Зверь вырывается вперёд!

 

СТАНИСЛАВА

 

17

Время замедлилось. Оно было как тягучая резинка. Даже скучно стало и хотелось подтолкнуть, чтобы всё забегало. Так – слишком непривычно… Зато удобно,  можно многое успеть.

С каждой секундой рыло синей иномарки становилось всё больше и больше. Стаська вытянула левую, раненную, руку и сильно толкнула Яську в сторону. Толчок тоже получился тягучим. Яська согнулся и медленно сделал несколько шагов влево. Там, в обычной жизни, он, наверное, эти шаги пробежал. А в этой – прямо как старичок горбатенький, еле полз. «Что ж ты!» – чуть не вскрикнула Стаська с досадой, что он такой неповоротливый. Но уже не успела. В это время как раз всё-всё перекрыло большое, синее и блестящее. Её вдруг сдавило, будто на грудь упала тысячетонная плита, а потом улица перевернулась. Стаська подавилась чем-то густым, сладким и жгучим, удивилась, хотела кашлянуть и выплюнуть этот непонятный сладко-солёный ком, но почему-то не получалось. А потом как-то сразу вокруг стало черно и холодно. И Стаськи не стало.

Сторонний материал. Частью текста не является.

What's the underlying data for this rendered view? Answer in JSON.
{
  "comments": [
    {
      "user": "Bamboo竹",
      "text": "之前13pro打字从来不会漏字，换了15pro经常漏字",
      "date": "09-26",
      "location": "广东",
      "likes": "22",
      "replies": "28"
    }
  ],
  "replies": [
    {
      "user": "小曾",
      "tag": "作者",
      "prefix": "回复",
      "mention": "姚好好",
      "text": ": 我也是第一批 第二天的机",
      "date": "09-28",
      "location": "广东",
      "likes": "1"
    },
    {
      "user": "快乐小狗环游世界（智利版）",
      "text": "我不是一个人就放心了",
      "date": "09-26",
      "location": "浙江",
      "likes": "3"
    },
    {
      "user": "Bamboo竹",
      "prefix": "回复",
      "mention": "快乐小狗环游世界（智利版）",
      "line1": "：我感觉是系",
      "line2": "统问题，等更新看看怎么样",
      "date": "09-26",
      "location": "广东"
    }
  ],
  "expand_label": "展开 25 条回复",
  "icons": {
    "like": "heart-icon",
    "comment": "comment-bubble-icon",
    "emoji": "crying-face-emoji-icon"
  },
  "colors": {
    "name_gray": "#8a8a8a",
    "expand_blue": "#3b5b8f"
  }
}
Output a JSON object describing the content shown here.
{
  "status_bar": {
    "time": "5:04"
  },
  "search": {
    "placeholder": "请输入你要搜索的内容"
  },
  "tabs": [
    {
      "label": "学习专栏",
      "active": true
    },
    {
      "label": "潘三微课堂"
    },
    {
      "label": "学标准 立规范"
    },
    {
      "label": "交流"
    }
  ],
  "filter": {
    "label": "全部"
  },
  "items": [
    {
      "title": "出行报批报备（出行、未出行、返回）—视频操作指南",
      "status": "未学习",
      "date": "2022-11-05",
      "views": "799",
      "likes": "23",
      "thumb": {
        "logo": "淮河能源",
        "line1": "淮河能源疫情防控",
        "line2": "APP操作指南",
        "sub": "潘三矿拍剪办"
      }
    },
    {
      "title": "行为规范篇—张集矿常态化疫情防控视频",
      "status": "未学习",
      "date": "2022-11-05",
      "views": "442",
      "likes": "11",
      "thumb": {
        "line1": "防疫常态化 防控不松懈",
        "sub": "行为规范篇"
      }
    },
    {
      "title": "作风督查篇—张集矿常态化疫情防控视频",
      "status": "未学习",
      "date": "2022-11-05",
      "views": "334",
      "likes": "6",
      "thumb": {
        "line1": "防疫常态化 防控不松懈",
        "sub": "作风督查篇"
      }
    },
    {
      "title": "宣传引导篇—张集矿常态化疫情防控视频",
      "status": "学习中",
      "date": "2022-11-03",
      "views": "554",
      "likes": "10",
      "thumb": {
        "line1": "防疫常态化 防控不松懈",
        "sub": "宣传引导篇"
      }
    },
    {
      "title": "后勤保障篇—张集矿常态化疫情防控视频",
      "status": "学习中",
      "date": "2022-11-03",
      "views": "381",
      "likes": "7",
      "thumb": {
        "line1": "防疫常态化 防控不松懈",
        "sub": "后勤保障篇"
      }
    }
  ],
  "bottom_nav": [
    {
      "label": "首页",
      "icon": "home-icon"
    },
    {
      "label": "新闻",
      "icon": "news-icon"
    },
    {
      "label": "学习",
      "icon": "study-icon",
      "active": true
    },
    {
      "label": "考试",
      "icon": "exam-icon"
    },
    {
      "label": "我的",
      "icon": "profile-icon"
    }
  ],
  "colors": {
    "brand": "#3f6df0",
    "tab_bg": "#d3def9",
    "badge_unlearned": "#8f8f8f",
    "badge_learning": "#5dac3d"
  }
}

Сущность, которую звали Станиславой, расплёскивало по созвездиям мириадами искр, её кружило и трясло в турбулентности космических вихрей, с огромной скоростью она проскакивала сквозь бесчисленные миры, и все они были ею и состояли из неё, хотя она была лишь неизмеримо малой их частью, и как таковой её уже и не было, и это была просто пыль мироздания, и было больно очень больно

 

I

Стоящие на остановке люди закричали. В этом возгласе ужаса был оттенок нездорового экстаза, что-то наподобие «Вау! Какое шоу!»

Ещё бы. На их глазах белая «Чайка», двигающаяся по улице Софьи Перовской,  наподдала в бочину синему «Форд-Фокусу». Прямо в заднюю дверцу. Тот, как чёртик из коробочки, выскочил с перпендикулярной Ефимова, со стороны Волги, явно превышая отметку 40, висящую над перекрестком. То ли права водиле иномарки подарили, то ли пьян был, это потом гаишники разберутся. Факт в том, что бешеная иномарка хотела лихо развернуться на ту же Перовскую на красный свет, не думая, что слева – по главной, между прочим, дороге! – может появиться ещё какая-нибудь машина. А «Чайке» перекрывал обзор киоск «Тверьсоюзпечати», и её водитель просто не успел сориентироваться. Еще чуть-чуть, и «Форд-Фокус» врезался бы от удара в столб, стоящий как раз на тротуаре пересечения этих двух улиц. Так нет же, синюю бестию отбросило задом на тротуар, к угловому дому № 4, и она, бестия эта, врезалась в женщину с мальчиком. Та успела лишь оттолкнуть мальчишку, который шёл рядом с ней, а сама, конечно, никуда отпрыгнуть не успела. Какое там отпрыгнуть. Тут подумать-то не успеешь, не то что… Всё происходило с умопомрачительной скоростью. А мальчонка от неё пулей отлетел, – так толканула. Инстинкт материнский, м-да… А её подбросило вверх – это действительно напоминало полёт тряпичной куклы! –  болтануло по воздуху, потом кинуло на капот, потом она с него скатилась, потом закувыркалась по асфальту, – тормознувший «Жигуль» с визгом заюзил в полуметре от неё – а потом  застыла. И наверняка навсегда.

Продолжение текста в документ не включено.